Pris à parti par Danone, le tribunal de première instance de la CEJ a en 2005 quelque peu allégé la facture, à 42,4 millions d'euros. Jeudi, la Cour a débouté Danone en appel et confirmé ce chiffre. Malgré le fait que la récidive remontait à plus de 25 ans et qu'elle concernait un cartel dans le verre plat --un secteur extrêmement éloigné de celui des brasseurs--, la Cour a jugé que la Commission avait été "fondée" à retenir "la récidive comme circonstance aggravante". Plus qu'une simple affaire Danone, ce cas représente une véritable victoire pour la Commission, désormais libre de fixer les amendes comme elle l'entend. La Cour, relève Michel Debroux, avocat chez Hogan & Hartson, a surtout confirmé "qu'il n'existe aucune prescription pour la prise en compte du facteur de récidive.

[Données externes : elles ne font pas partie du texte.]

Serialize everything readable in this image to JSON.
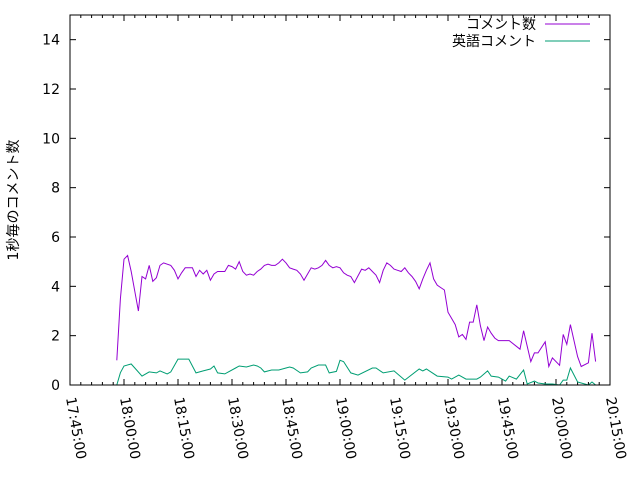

En d'autres termes, une affaire ancienne, quelle que soit son antériorité par rapport aux faits jugés, peut être prise en compte dans l'appréciation de la notion de récidive". Pour un avocat bruxellois ayant requis l'anonymat, il est "incroyable" que la Commission ait été autorisée à parler de récidive "pour des faits remontant à la fin des années 1950!". Remonter aussi loin dans le temps pour des infractions n'est possible aujourd'hui que pour les crimes contre l'humanité, rappelle-t-il. En outre, relève-t-il, une multinationale aura beau avoir un code de conduite irréprochable, elle ne sera jamais à l'abri de déviances de ses cadres, tant qu'ils ne risqueront pas une amende individuelle ou une sanction pénale. Cet arrêt est une victoire d'autant plus intéressante pour la Commission que celle-ci a modifié en septembre sa méthode de calcul des amendes.
Alors que les anciennes règles permettaient de majorer le montant de l'amende de 50% une seule fois, les nouvelles règles prévoient une augmentation pouvant atteindre 100%, et ce pour chaque récidive. Selon les calculs de plusieurs avocats, certaines infractions pourraient désormais coûter dix fois plus cher qu'avant à leurs auteurs! Mais une amende d'un milliard d'euros par exemple, même si "en valeur absolue c'est énorme, ça ne veut rien dire si l'on ne regarde pas l'infraction en cause", justifie Hubert de Broca, qui a co-rédigé la réforme pour la Commission, en évoquant des cartels de plus de 15 ans, ayant rapporté des centaines de millions d'euros à leurs participants. Avec cette réforme, reconnaît-il néanmoins, "on a touché un seuil psychologique où une conscience commence à se faire jour".